La Bourgogne et les rouges, 3 vins souvenirs. Un Richebourg 1957 du domaine de la Romanée Conti, dégusté au Domaine, avec ses défauts analytiques ce vin m’a marqué par son nez qui appelle les souvenirs : l’odeur de la forêt pendant la période des champignons et se balader dans les souks dans le même moment. Le Clos des Lambrays 1937 pour son incroyable jeunesse et avoir annoncé un vin de moins de 15 ans d’âge. Mémorable Mazis-Chambertin de chez Leroy, millésime 1955, pour l’avoir annoncé mort et avoir finalement découvert une bouteille magnifique oubliée à l’ouverture et révélée après 2 heures d’aération à table sur une bécasse rôtie.
Revenons à ma région et aux vins rouges de Chinon, Bourgueil et Saumur. Un
Bourgueil Audebert 1964 confondu et surpassant un Bordeaux de grande origine comme ce
Cheval Blanc du même millésime lui aussi sublime.
Chinon, Clos de l’Echo 1964, une dizaine de bouteille dégustée, irrégulière mais parfois époustouflante sur des notes de truffe proche d’un grand Pomerol.
Dans le royaume du Chardonnay, Chablis constitue certainement l’une de mes appellations préférées. 1978 est exceptionnel chez Raveneau, malheureusement introuvable dans les ventes. Meursault ensuite, Comte Lafon Charmes 1979, millésime de mon année de naissance, bouteilles achetées par mon grand-père, il avait du flair et a acheté ses premiers Lafon en 1976, fidèle au domaine pendant 15 ans, nous avons profité de très grandes bouteilles lors des repas familiaux. Le Chevalier Montrachet 1979 du domaine Leflaive, dégusté à la propriété est un grand souvenir de dégustation, d’une rare élégance, pure, crémeux, sans défaut confirmant l’état sanitaire des raisins.

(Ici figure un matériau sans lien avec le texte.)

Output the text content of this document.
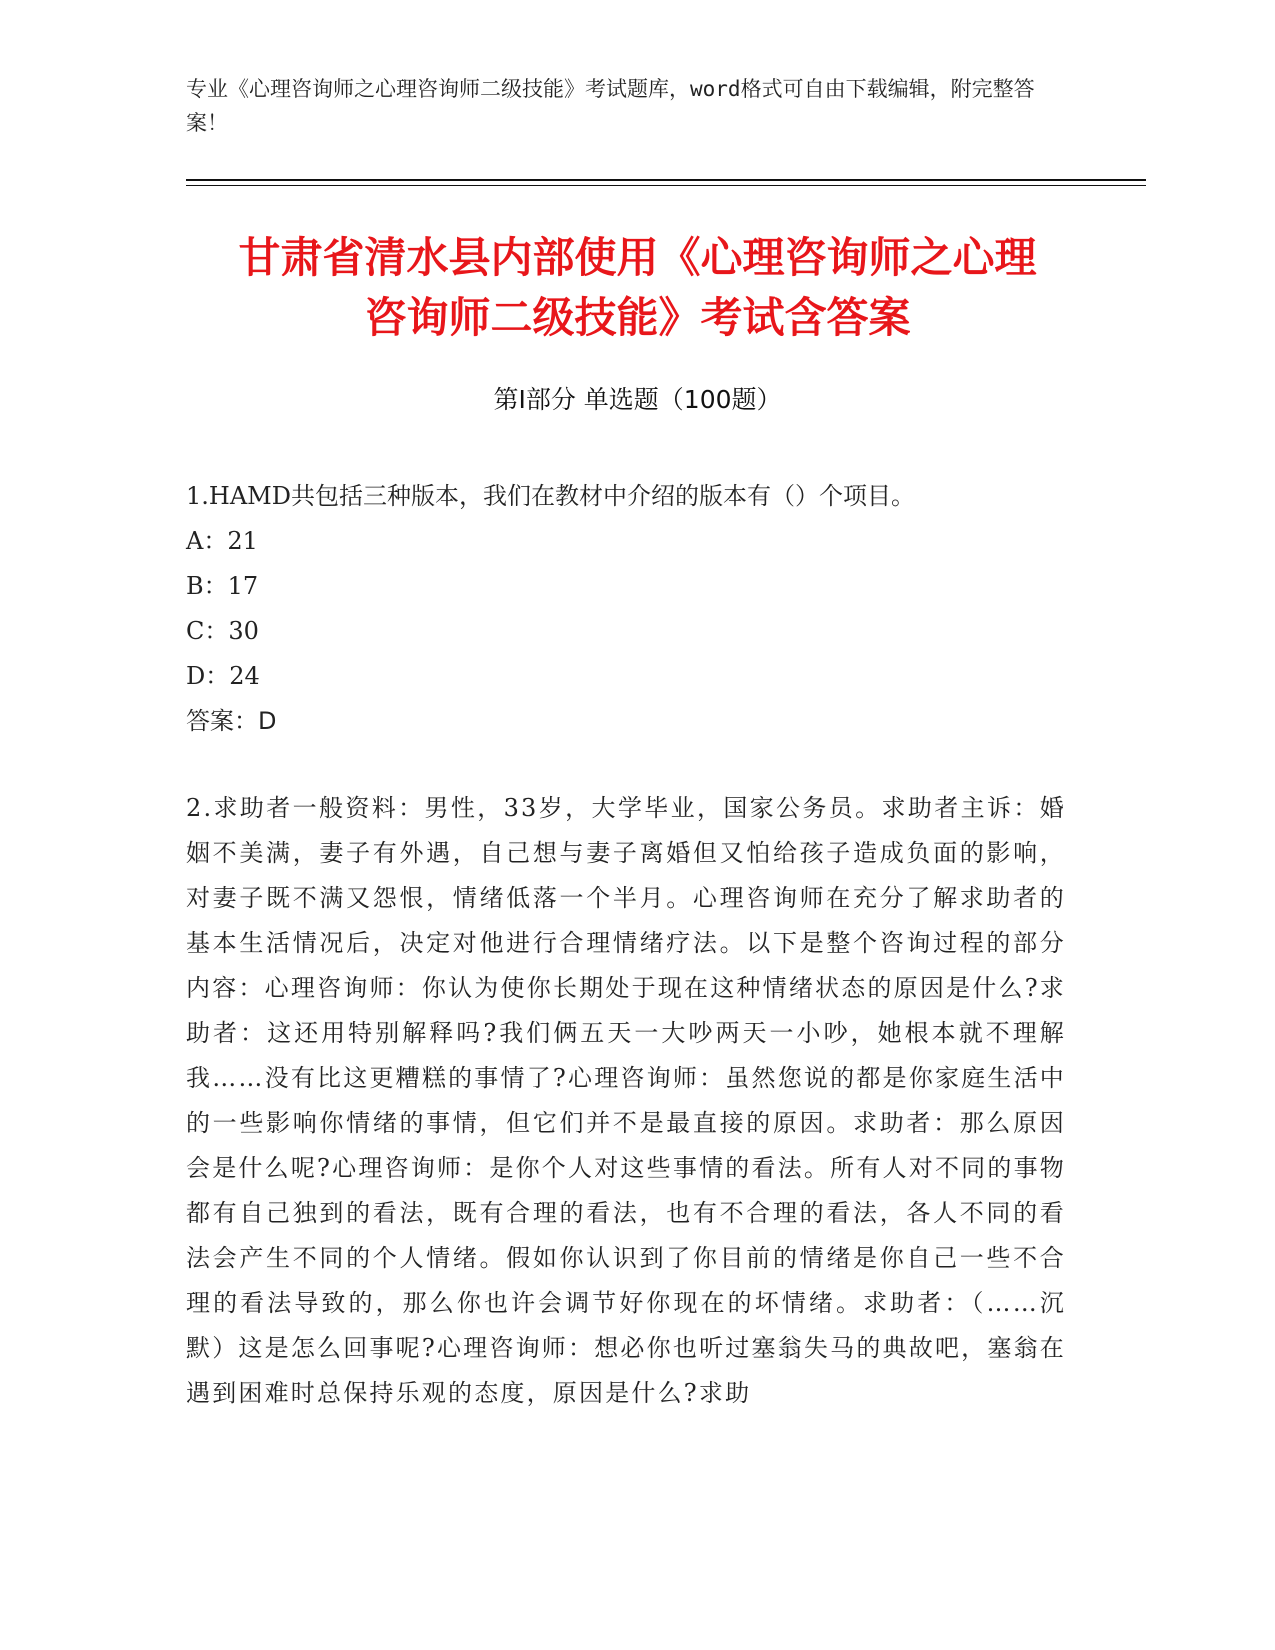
专业《心理咨询师之心理咨询师二级技能》考试题库，word格式可自由下载编辑，附完整答案！
甘肃省清水县内部使用《心理咨询师之心理
咨询师二级技能》考试含答案
第Ⅰ部分 单选题（100题）
1.HAMD共包括三种版本，我们在教材中介绍的版本有（）个项目。
A：21
B：17
C：30
D：24
答案：D
2.求助者一般资料：男性，33岁，大学毕业，国家公务员。求助者主诉：婚姻不美满，妻子有外遇，自己想与妻子离婚但又怕给孩子造成负面的影响，对妻子既不满又怨恨，情绪低落一个半月。心理咨询师在充分了解求助者的基本生活情况后，决定对他进行合理情绪疗法。以下是整个咨询过程的部分内容：心理咨询师：你认为使你长期处于现在这种情绪状态的原因是什么?求助者：这还用特别解释吗?我们俩五天一大吵两天一小吵，她根本就不理解我……没有比这更糟糕的事情了?心理咨询师：虽然您说的都是你家庭生活中的一些影响你情绪的事情，但它们并不是最直接的原因。求助者：那么原因会是什么呢?心理咨询师：是你个人对这些事情的看法。所有人对不同的事物都有自己独到的看法，既有合理的看法，也有不合理的看法，各人不同的看法会产生不同的个人情绪。假如你认识到了你目前的情绪是你自己一些不合理的看法导致的，那么你也许会调节好你现在的坏情绪。求助者：（……沉默）这是怎么回事呢?心理咨询师：想必你也听过塞翁失马的典故吧，塞翁在遇到困难时总保持乐观的态度，原因是什么?求助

Je ne peux pas m’empêcher d’évoquer le champagne, l’un de mes liquides préférés, jeune j’adore les cuvées de chez De Sousa, Egly Ouriet et Moncuit (trois maisons abordables avec des cuvées millésimées exceptionnelles). J’adore faire découvrir le contraste entre un jeune champagne et une cuvée de 20 ou 30 ans d’âge. La cuvée prestigieuse Dom Perignon offre parfois de grande surprise, la cuvée Vintage 1980 Oenothèque m’a dernièrement impressionné pour son coté marin, un accord merveilleux avec des étrilles (recette de Frédéric Anton : fine gelée de corail et caviar, soupe au parfum de fenouil). Mon coup de cœur va à ce champagne mono cépage mythique, la cuvée Salon Blanc de Blancs Le Mesnil 1976.
Je ne parle pas des Bordeaux rouges car j’ai une faible expérience des vieux millésimes de cette région (surtout les bouteilles antérieures à 1970 qui doivent se compter sur les doigts d’une main).